I can't exactly call myself a Brandon Lee fan. I did think Rapid Fire and Showdown in Little Tokyo were cool little action flicks for their time, but I can't exactly hold him up in the same regard as his late father. In his defense, he never had the chance to become what he could have. I can say that he had bad assness seeping out of him in this role, though. The movie version of Draven isn't quite as poetic as his comic counterpart, but there is still a good hint of all that, and even sometimes using direct lines from O'Barr's work. Well, Lee nailed these lines, and really made the persona one seriously intimidating anti hero. Ernie Hudson is equally good as Sergeant Albrecht, a former lieutenant demoted for being too human. Even though Lee and Hudson only had 3 or 4 scenes together that are strongly limited in time, there's a great deal of chemistry between the two. Rochelle Davis as Sarah, the young female friend of Draven and Shelly before their passing, is excellent. She's from a rough upbringing with a druggie mom, with little promise of a good life ahead of her; Davis produces a great amount of sadness needed for the role. She also dishes out some fantastic narration for the film. Lastly, Michael Wincott is indeed one hell of an antagonist as 'Top Dollar', the number one baddie. The man is vile and lacking of any compassion, and to make his character more uncomfortable, there is some bizarre relationship going on with his half sister, 2nd in command --played by Bai Ling. All around, acting is pretty solid here.
While not totally gory, The Crow's action scenes manage to be pretty damn violent, enough to be a concern --due to Brandon Lee's death-- before its release. The visual FX used for Draven's wounds healing are definitely dated, and look kind of tacky, but there is some grue to love on. We get a sword through a dude's neck, multiple stabbings, impalement, eyeball pecking... stuff like that. Gun play in this film is off the fucking charts; in particular, in a scene where 'Top Dollar' has rounded up all the gansters in the city for their annual night of pyromania. Draven comes up in the room like a fucking boss, jumps up on the table and sits indian style. After a shootout where Eric hits the ground below, he comes back up guns a-blazin', wreckin' mother fuckers left and right. It's one of the best damn scenes in the movie, for me.
The soundtrack for The Crow was also another real strong point for me upon the film's release. A lot of my favorite bands from that time had some kick ass songs that played throughout the movie, and I ran that damn soundtrack into the ground. It all fits the moments in the movie so well. Helmet, STP, The Cure, Pantera, My Life With the Thrill Kill Cult, NIN, etc... the shit rules. The film score provided by Graeme Revelle (Idle Hands, Bride of Chucky) is great, too. The music he gives to the flashback sequences gives me goosebumps.

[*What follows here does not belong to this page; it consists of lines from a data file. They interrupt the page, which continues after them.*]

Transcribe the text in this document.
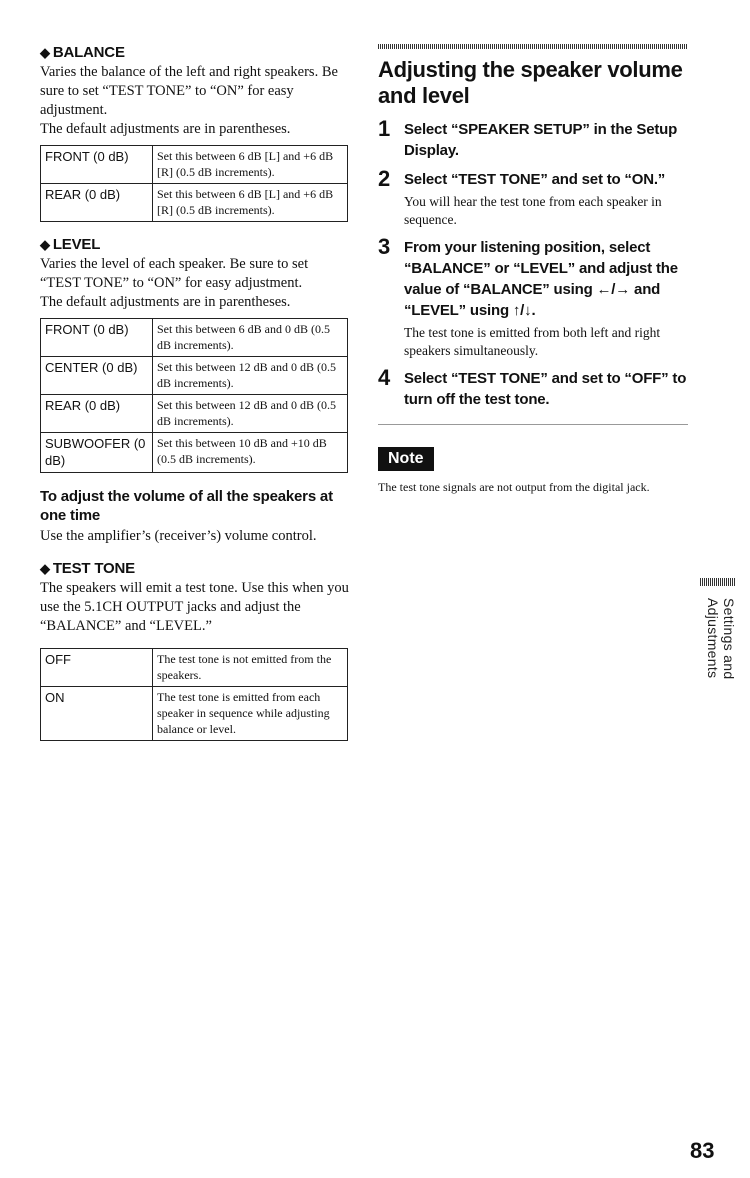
◆ BALANCE

Varies the balance of the left and right speakers. Be sure to set “TEST TONE” to “ON” for easy adjustment.

The default adjustments are in parentheses.

FRONT (0 dB)	Set this between 6 dB [L] and +6 dB [R] (0.5 dB increments).
REAR (0 dB)	Set this between 6 dB [L] and +6 dB [R] (0.5 dB increments).
◆ LEVEL

Varies the level of each speaker. Be sure to set “TEST TONE” to “ON” for easy adjustment.

The default adjustments are in parentheses.

FRONT (0 dB)	Set this between 6 dB and 0 dB (0.5 dB increments).
CENTER (0 dB)	Set this between 12 dB and 0 dB (0.5 dB increments).
REAR (0 dB)	Set this between 12 dB and 0 dB (0.5 dB increments).
SUBWOOFER (0 dB)	Set this between 10 dB and +10 dB (0.5 dB increments).
To adjust the volume of all the speakers at one time

Use the amplifier’s (receiver’s) volume control.

◆ TEST TONE

The speakers will emit a test tone. Use this when you use the 5.1CH OUTPUT jacks and adjust the “BALANCE” and “LEVEL.”

OFF	The test tone is not emitted from the speakers.
ON	The test tone is emitted from each speaker in sequence while adjusting balance or level.
Adjusting the speaker volume and level
1 Select “SPEAKER SETUP” in the Setup Display.
2 Select “TEST TONE” and set to “ON.”
You will hear the test tone from each speaker in sequence.
3 From your listening position, select “BALANCE” or “LEVEL” and adjust the value of “BALANCE” using ←/→ and “LEVEL” using ↑/↓.
The test tone is emitted from both left and right speakers simultaneously.
4 Select “TEST TONE” and set to “OFF” to turn off the test tone.
Note
The test tone signals are not output from the digital jack.
Settings and Adjustments
83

1) This cat lived on his own for a year after Eric and Shelly died. Beastin' it.
2) The "Fire it Up" chant is fuckin' lame!
3) Tony Todd!
4) This guy is listed as Henry Rollins in an uncredited role on IMDB. Anybody else think this is bullshit?
5) Deleted scene with Michael Berryman as Skull Cowboy
This film is well worth a re-visit. Like I mentioned earlier, I don't know what was wrong when I tried to watch it earlier this year and failed. It had to have been me, because there is nothing wrong with this gem. Action greatness. Recommended.